"Patient involvement is essential if we are going to be able to fund the kind of healthcare we want"
By Nick Heath
Published: 21 August 2009 16:49 GMT
Healthcare in the UK could be revolutionised by letting patients view their medical records online, according to senior NHS insiders.
Giving patients access to electronic records will play a vital role in helping the public look after their health and meet future demands on the NHS, a roundtable discussion hosted by IT services provider Simpl heard on Wednesday.
Ian Herbert, vice chairman of the health informatics advisory panel for the British Computer Society and former consultant on the government's £12.7bn IT revamp, said: "Patient involvement is essential if we are going to be able to fund the kind of healthcare we want.
"It's good for the patient too because in many cases we cannot afford to treat the consequences of poor lifestyle."
Providing online access to health records would be a major shift for the UK. Most NHS patients can currently only access a limited amount of healthcare information online using the NHS website HealthSpace, such as blood pressure readings and blood sugar levels. However, that could be about to change: a handful of healthcare institutions are starting to offer online access to records and, if elected, the Conservatives are keen to allow patients to view and update their records over the web, using public sites such as HealthSpace and private sites such as Microsoft HealthVault.
"The context in which we operate is changing quite rapidly," Herbert continued. "We have some major developments in things such as patient reports... It is changing the way that the patient is involved with the health service and their GP."
A number of GP practices and some hospitals in the UK currently allow patients to access medical records on the web. At the Haughton Vale Surgery and the Thornley House medical centre in Manchester patients can view their records via a secure website - which helped one patient get medical treatment while on holiday in France, after they were able to let a French doctor access their records online - while the maternity unit of the Royal Infirmary in Edinburgh allows parents to have access to their baby's records, which some parents have passed onto relatives to keep them updated.
In addition, six health trusts in the UK have created electronic medical care records and uploaded to a central database, giving patients access to more detailed medical information such as details of allergies and prescriptions, through the HealthSpace website.
The amount of healthcare information available online will only increase as society becomes tech savvy, according to Frances Blunden, senior policy manager with the NHS Confederation, the membership body for the National Health Service.
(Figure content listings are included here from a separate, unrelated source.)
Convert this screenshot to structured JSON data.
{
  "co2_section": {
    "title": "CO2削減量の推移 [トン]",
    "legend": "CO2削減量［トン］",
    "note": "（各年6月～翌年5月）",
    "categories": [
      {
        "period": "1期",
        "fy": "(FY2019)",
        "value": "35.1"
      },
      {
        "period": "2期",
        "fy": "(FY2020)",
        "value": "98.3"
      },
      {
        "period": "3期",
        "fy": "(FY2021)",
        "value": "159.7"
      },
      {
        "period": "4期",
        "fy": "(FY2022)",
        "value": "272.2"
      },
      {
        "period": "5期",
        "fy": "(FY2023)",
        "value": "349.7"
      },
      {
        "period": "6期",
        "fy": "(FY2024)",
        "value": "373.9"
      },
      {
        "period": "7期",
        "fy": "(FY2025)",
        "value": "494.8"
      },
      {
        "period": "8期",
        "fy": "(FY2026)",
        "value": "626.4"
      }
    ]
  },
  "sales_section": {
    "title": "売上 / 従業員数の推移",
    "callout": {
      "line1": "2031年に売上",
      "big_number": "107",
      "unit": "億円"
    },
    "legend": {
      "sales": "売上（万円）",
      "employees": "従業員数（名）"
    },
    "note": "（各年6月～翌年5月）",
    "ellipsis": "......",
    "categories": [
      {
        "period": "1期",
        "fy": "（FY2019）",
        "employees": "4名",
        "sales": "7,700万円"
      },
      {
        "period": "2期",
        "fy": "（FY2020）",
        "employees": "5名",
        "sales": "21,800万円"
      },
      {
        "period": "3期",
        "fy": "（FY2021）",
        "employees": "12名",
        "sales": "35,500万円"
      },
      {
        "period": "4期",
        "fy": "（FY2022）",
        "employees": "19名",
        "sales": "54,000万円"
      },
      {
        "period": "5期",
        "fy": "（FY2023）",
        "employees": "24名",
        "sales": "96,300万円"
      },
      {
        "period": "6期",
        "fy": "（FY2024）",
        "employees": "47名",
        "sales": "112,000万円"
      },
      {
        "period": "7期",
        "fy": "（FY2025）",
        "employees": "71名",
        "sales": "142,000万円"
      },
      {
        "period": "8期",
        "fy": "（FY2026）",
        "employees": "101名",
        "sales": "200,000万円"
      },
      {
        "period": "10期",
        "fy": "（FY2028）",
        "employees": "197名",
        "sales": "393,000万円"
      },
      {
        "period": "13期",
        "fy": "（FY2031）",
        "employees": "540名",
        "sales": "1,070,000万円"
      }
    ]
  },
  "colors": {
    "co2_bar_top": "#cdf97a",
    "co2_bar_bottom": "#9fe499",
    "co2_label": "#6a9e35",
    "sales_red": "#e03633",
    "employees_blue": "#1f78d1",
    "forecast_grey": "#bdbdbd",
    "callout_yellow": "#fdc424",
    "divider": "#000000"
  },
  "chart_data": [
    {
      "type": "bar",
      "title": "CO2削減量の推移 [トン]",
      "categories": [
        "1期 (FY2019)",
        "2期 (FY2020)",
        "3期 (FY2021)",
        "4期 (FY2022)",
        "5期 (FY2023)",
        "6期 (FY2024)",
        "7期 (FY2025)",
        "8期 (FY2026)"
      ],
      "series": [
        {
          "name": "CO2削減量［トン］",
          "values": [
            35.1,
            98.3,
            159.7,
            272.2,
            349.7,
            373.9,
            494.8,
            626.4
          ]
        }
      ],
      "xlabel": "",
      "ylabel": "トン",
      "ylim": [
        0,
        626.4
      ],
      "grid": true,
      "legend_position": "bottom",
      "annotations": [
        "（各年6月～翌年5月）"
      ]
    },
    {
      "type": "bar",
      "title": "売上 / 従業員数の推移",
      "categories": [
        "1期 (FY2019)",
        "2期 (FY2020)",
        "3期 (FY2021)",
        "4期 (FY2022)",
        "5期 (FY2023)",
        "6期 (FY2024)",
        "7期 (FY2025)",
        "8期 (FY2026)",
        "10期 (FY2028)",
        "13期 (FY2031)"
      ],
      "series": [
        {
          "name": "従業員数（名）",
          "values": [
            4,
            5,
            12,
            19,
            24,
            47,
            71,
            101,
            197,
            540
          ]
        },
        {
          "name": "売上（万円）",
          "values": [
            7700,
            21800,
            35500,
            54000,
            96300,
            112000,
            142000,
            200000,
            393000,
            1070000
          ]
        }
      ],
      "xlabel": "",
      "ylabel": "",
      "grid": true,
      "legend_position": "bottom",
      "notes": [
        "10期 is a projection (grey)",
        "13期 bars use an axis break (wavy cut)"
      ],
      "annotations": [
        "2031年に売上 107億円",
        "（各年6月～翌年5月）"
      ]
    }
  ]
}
"It is inevitable this will start to happen as more and more patients find out you are able to do this and IT literacy among GPs becomes better," Blunden told silicon.com.
"There are some real benefits to giving patients access to their medical records to help them with monitoring their health, particularly as there are more people with long term health conditions.
"It can also answer a lot of questions that patients might have before going to an appointment, so the patient can be better prepared and make better use of that time," he said.
Some significant hurdles remain to mass adoption of online records, however. Although the number of people with access to more detailed records on the HealthSpace website will grow as more hospitals upgrade their patient administration systems to handle national electronic medical records, nationwide access remains years away, with a recent National Audit Office report estimating the upgrades will not be complete until 2014-15.
There also remains a general lack of awareness among the public about electronic medical records according to a recent study that found people living in areas where national electronic care records had been created were unclear about what information could be accessed.
The NHS Confederation's Blunden also cautioned that before the Conservative idea of allowing private companies to hold medical records could go ahead, issues relating to the interoperability of data and security would have to be addressed.
"I think it will be a lot more complicated than some of the advocates of the practice are making out," she said.
There is also some trepidation in the NHS about how technology is changing the nature of the doctor-patient relationship. Dr Richard Harries, consultant radiologist at North Lincolnshire and Goole Hospitals NHS Trust, warned that some doctors would find the prospect of more consultation with patients through methods such as email to be "quite scary".
"It is a two-edged sword - once you open up the link from patient to hospital it is going to affect the way that we work and I am not sure how well it would work."